2015: Black theater year in review: Pt. 1

Linda Armstrong | 1/15/2016, 12:49 p.m.
The year 2015 was one of the most magnificent years that Blacks in theatre have experienced for some time.
"Dutchman"

The year 2015 was one of the most magnificent years that Blacks in theatre have experienced for some time. There were so many great moments, it excites me to recount them. Blacks made their marks on Broadway, off-Broadway and in local Black theatre companies.

The year started off with everyone seeing the energy, strength and passion of South Africans, as we cheered at Symphony Space for “Africa Umoja: 20 Years of Freedom and Democracy.” Thirty-two South African dancers, singers, actors and drummers performed for an audience that felt the drum beat in their hearts. We were all inspired as a narrator described the struggles and challenges that South Africans have endured through the years. They are a strong, spirited and passionate people, and those emotions clearly came through in the dazzling, heart-pounding choreography. The production was presented by the International Arts Foundation.
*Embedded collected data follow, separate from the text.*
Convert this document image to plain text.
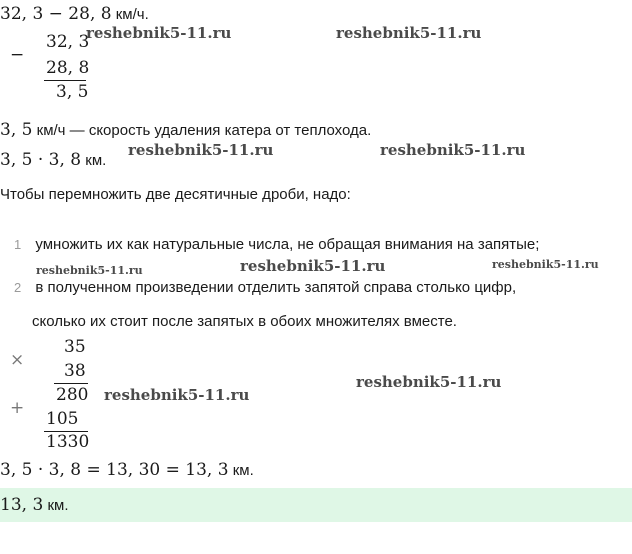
32, 3 − 28, 8 км/ч.
32, 3
−
28, 8
3, 5
3, 5 км/ч — скорость удаления катера от теплохода.
3, 5 · 3, 8 км.
Чтобы перемножить две десятичные дроби, надо:
1 умножить их как натуральные числа, не обращая внимания на запятые;
2 в полученном произведении отделить запятой справа столько цифр,
сколько их стоит после запятых в обоих множителях вместе.
35
×
38
280
+
105
1330
3, 5 · 3, 8 = 13, 30 = 13, 3 км.
13, 3 км.
reshebnik5-11.ru	reshebnik5-11.ru
reshebnik5-11.ru	reshebnik5-11.ru
reshebnik5-11.ru	reshebnik5-11.ru	reshebnik5-11.ru
reshebnik5-11.ru
reshebnik5-11.ru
Woodie King Jr.’s New Federal Theatre dedicated its 46th season to the works of Amiri Baraka and presented a stunning production of “Dutchman” at the Castillo Theatre, which King directed. The production featured captivating performances by Michael Alcide and Ryan Jillian Kilpatrick. The casting of Kilpatrick was bold. This light-skinned Black actress wore a mask and played a role written for a white actress.

Broadway saw the return to the stage of theatre legend James Earl Jones, starring in “You Can’t Take It With You” at the Longacre Theatre. Non-traditional casting was at its height here as Jones played the role of patriarch of the zany Vanderhof family. Jones was pure brilliance in this original and hilarious comedy. Other Blacks in the cast included Crystal A. Dickinson and Marc Damon Johnson.
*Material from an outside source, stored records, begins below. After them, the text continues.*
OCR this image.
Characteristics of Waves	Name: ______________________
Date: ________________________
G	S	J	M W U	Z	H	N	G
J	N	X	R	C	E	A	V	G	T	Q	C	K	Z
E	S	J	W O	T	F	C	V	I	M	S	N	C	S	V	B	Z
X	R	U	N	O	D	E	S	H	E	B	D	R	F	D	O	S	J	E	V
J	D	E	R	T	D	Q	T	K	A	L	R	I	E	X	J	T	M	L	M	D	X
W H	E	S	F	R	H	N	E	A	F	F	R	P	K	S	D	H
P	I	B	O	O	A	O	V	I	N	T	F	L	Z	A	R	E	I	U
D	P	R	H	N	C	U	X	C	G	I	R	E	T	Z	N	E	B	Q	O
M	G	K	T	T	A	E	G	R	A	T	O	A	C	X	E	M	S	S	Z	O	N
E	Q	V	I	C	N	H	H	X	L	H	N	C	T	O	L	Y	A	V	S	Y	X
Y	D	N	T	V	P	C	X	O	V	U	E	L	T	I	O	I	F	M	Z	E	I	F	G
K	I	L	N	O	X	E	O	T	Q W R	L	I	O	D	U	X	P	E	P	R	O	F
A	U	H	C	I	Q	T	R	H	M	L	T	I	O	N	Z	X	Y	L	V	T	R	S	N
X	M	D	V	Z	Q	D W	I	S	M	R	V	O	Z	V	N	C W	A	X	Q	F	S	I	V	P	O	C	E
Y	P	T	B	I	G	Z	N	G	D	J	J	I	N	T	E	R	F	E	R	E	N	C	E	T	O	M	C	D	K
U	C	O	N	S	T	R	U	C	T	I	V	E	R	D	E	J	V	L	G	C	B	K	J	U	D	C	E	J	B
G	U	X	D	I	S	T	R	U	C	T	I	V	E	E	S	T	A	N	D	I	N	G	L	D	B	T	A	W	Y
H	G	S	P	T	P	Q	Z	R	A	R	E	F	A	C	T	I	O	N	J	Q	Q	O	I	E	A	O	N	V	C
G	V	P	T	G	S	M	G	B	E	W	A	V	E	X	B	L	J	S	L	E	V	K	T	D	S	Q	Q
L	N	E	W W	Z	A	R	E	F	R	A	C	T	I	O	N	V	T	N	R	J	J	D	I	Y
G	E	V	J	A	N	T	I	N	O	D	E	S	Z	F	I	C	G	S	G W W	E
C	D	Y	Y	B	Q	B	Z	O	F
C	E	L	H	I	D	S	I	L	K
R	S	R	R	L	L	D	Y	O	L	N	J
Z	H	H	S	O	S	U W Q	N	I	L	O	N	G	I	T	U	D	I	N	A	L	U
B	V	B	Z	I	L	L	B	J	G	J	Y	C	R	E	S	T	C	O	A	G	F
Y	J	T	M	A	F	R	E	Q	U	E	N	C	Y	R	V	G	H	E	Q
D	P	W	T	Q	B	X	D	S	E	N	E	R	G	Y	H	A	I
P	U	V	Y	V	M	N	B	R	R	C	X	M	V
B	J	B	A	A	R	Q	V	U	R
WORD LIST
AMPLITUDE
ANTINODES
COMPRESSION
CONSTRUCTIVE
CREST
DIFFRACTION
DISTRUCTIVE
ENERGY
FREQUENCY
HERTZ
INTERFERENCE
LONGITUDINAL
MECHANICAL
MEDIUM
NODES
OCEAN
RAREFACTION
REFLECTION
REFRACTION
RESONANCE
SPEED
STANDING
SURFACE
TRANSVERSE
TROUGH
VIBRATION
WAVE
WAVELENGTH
The Billie Holiday Theatre in Brooklyn presented “Brothers From the Bottom,” written and directed by Jackie Alexander. This riveting play showed the gentrification that happened in New Orleans after Hurricane Katrina. The play showcased an amazing cast that included Wendell Pierce, Jocarra Cash, Kevin Mambo, Wendell Franklin, Megan Robinson and Thaddeus Daniels.

Anytime that Daniel Beaty sets foot on a stage, you know it is a good year. In 2015, a delightful, creative, original triple threat on stage—as the writer, actor and singer—in his one-man show, “The Tallest Tree in the Forest,” he performed a tribute to Paul Robeson. He presented it at BAM’s Harvey Theatre in Brooklyn. He gave the audience a detailed, loving and respectful story of Robeson’s life. He was engaging, moving and brilliant!
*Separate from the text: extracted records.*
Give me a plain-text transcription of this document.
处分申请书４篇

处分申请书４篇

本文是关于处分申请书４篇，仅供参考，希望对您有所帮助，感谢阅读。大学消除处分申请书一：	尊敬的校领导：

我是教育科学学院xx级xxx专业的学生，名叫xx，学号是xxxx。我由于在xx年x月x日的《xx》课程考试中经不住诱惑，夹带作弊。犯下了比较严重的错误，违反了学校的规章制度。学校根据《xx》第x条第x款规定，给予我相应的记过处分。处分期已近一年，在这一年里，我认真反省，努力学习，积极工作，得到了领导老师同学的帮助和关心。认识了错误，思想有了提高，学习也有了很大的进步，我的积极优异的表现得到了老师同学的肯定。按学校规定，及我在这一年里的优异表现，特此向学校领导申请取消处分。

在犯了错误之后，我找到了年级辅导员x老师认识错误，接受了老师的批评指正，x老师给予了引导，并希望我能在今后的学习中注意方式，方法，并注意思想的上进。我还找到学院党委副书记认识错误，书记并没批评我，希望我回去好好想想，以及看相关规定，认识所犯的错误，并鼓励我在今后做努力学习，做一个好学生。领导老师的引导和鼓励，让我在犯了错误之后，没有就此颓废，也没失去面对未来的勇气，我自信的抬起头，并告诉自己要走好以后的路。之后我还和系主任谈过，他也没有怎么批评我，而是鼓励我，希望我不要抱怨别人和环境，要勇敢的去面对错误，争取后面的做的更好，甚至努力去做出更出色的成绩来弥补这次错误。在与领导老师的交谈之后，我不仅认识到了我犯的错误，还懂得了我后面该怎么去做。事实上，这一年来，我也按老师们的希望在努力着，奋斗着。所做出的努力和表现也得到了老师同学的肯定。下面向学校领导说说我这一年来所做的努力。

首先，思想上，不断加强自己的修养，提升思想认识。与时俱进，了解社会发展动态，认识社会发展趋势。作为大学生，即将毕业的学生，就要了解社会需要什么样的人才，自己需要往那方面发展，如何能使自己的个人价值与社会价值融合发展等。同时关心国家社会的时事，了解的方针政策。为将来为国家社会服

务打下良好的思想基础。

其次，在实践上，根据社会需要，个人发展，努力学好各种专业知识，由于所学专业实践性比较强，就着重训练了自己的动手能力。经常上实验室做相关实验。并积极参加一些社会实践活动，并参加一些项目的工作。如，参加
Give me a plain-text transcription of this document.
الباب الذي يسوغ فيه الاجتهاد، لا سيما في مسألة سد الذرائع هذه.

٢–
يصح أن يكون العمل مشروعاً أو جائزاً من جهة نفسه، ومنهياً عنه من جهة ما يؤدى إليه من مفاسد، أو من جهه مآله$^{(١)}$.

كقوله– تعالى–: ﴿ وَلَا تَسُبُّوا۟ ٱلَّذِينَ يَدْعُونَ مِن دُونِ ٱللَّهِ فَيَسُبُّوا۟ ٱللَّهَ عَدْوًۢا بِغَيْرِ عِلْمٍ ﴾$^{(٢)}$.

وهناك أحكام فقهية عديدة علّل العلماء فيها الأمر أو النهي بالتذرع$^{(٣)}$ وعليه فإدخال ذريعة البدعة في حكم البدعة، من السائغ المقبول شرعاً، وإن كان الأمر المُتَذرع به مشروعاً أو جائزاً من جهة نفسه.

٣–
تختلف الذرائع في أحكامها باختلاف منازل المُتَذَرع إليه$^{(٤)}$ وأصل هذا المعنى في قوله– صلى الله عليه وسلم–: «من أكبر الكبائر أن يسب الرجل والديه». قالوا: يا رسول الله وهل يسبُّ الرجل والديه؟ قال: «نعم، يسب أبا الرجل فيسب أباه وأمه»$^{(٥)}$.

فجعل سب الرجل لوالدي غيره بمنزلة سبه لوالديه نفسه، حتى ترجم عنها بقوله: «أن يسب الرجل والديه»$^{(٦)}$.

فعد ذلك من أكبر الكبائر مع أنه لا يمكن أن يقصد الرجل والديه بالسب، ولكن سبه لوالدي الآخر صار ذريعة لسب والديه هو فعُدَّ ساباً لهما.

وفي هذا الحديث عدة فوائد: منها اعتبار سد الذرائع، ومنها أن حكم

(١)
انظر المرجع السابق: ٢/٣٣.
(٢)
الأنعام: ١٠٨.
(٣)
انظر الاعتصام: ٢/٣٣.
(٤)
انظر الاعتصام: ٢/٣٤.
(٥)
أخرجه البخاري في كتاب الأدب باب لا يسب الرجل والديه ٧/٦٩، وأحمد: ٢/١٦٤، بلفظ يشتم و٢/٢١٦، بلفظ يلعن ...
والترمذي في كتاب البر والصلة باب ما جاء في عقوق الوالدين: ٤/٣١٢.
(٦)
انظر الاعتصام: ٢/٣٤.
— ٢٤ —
The year 2015 proved to be a year when Broadway decided to be brave in its subject matter and handle unusual and uncomfortable topics. This boldness was demonstrated when “Airline Highway” played at the Samuel J. Friedman Theatre. Presented by Manhattan Theatre Club, the play by Lisa D’Amour focused on the lives of a dying former burlesque performer and her friends, who lived in a rundown motel. Knowing that the burlesque star was dying, her friends decided to have her wake while she was alive. Her friends were strippers—men and women—transvestite bartenders, prostitutes and other people society looks down on. This play made the audience see that everyone deserves respect, no matter what they do for a living, and that we are all human and have feelings. One of the main roles in the play was brilliantly and passionately performed by K. Todd Freeman. This African-American male played Sissy NaNa, the transvestite bartender, but he was also the major caregiver to the burlesque star. Freeman won a Drama Desk Award for his role.